People enter into slave contracts all the time in the BDSM scene.
However, these contracts are legally unenforceable.
The interesting thing about legalized slavery is that it requires the state to enforce it. It requires the state to treat a slave differently than a free person.
What happens when the master tells the slave to go out and pick the cotton, and the slave refuses and the master beats the slave? Has the master committed assault and battery? Or does the law recognize that a master may beat his property in a way that would be assault if he did it to some guy who just happened to be staying at his house? Can a slave bring a lawsuit, or enter into contracts, or vote, or serve on a jury, or own property, or testify in court? Roman law used to allow the testimony of slaves, but only if the testimony was extracted via torture.
If we’re talking about some future Libertopia, where people are free to enter into any contracts they wish, the government has no reason to treat a person who sold themselves into slavery differently than any other person. And therefore, many of the classic features of slavery are impossible.
Under current law, it is very very difficult to get courts to enforce agreements for specific performance. Suppose I contract to whitewash your fence in return for $10. You give me the money, but I don’t whitewash your fence. So you sue me. The court won’t order me to whitewash your fence, rather they’ll order me to return the $10. And the reason why is obvious–if I refuse to obey the court order to get out there and whitewash the fence, what are they going to do? Hold me in contempt of court, I guess. Whereas if the court orders me to pay the $10, and I refuse, they can go to my bank and order the bank to take $10 out of my account and hand it over to you, or go to my employer, or put a lien on my house. There are all kinds of ways to extract money out of an unwilling person, but very few ways to get them to provide specific performance.
So, if you “sold yourself into slavery”, which would mean you agree to sell your entire future labor to someone in return for some lump sum, what happens when you don’t work? Your “master” can go to court and sue you and ask them to enforce the contract. But that means the court will order you to repay the purchase price, they won’t order you to get to work. And if the “slave” doesn’t have the money anymore? The “master” is free to try to collect, but how do you collect against a broke person? If bankruptcy is possible, the slave can pretty easily discharge the debt, so I guess we’d have to eliminate bankruptcy and bring back debtor’s prisons for this to work, then the slave would have a choice between working for the master or a government workhouse.

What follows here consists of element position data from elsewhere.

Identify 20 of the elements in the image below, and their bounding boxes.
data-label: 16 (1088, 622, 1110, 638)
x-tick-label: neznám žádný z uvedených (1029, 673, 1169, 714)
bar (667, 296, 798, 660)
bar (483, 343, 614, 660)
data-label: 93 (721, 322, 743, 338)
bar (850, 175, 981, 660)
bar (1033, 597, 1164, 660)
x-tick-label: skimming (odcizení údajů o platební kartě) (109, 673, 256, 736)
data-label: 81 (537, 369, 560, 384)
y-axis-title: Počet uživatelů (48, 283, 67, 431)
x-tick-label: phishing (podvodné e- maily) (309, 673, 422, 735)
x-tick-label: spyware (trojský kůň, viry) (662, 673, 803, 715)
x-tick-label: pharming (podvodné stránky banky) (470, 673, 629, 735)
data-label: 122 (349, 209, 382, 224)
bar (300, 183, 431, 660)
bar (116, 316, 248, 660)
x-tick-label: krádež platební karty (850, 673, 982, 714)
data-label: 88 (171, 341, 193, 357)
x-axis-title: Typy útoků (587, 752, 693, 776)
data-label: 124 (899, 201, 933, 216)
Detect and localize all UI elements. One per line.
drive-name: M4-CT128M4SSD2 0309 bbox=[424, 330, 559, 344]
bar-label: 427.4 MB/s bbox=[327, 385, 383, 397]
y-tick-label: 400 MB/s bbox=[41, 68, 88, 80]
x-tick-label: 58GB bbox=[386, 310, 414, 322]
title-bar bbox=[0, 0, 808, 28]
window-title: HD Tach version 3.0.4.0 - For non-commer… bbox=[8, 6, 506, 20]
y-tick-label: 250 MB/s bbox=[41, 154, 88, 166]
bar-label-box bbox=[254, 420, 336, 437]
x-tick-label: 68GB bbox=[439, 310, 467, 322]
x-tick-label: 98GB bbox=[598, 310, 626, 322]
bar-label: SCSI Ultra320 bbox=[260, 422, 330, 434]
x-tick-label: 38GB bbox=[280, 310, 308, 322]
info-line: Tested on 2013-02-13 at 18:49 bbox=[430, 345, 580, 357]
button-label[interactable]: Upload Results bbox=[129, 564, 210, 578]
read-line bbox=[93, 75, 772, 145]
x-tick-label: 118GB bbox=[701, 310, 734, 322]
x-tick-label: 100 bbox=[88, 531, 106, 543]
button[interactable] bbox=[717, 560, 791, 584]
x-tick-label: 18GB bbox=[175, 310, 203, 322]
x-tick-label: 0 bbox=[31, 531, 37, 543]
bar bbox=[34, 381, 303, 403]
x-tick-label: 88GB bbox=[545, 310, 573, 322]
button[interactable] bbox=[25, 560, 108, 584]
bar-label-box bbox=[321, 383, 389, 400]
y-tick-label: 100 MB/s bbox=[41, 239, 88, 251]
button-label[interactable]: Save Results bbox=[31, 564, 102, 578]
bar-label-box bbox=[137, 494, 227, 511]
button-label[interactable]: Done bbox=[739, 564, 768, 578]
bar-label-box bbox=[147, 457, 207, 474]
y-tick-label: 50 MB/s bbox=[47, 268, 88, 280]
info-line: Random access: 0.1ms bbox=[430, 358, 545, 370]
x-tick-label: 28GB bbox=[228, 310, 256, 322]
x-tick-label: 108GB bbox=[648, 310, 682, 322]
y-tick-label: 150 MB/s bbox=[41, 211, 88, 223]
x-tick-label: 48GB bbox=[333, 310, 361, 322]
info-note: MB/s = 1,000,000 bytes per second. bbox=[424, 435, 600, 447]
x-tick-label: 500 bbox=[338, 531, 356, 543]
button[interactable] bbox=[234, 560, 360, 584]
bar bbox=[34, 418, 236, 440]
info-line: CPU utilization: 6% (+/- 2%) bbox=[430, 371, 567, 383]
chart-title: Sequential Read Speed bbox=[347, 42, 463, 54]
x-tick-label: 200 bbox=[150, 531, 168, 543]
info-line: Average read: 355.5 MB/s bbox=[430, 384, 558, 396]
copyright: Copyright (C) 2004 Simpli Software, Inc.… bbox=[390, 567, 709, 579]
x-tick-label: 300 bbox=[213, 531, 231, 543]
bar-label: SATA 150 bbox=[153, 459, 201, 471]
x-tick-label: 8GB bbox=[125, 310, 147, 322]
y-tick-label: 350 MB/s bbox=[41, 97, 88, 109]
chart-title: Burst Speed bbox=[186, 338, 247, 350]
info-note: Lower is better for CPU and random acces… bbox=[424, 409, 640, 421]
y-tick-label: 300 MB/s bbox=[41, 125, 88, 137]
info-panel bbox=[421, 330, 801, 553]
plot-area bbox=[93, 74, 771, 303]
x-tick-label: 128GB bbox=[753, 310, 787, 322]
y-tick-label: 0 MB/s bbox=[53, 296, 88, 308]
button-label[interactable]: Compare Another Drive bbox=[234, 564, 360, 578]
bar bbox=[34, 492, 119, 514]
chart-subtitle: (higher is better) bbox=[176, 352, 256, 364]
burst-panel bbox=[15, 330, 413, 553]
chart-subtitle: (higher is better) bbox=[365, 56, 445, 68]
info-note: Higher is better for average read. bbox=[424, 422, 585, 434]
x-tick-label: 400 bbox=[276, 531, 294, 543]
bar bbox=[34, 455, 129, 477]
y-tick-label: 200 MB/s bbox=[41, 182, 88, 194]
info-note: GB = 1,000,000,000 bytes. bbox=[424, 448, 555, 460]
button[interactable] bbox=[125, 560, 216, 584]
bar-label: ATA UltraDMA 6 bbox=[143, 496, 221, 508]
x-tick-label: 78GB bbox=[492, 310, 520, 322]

It’s pretty easy to see that if slavery is merely a private contractual agreement between two parties that the arrangement isn’t going to resemble classical slavery very much. For that you need either state enforcement of slavery, or a state so weak that a powerful person can force you to work at gunpoint for years without fear of being charged with assault.
People have been privately held in slavery in this country in that fashion–some guy kidnaps you, takes you to his secluded house, locks you in chains, and beats you if you don’t do what he says. Except, if the cops find out, that guy is going to prison for a long time. That doesn’t count as legal slavery.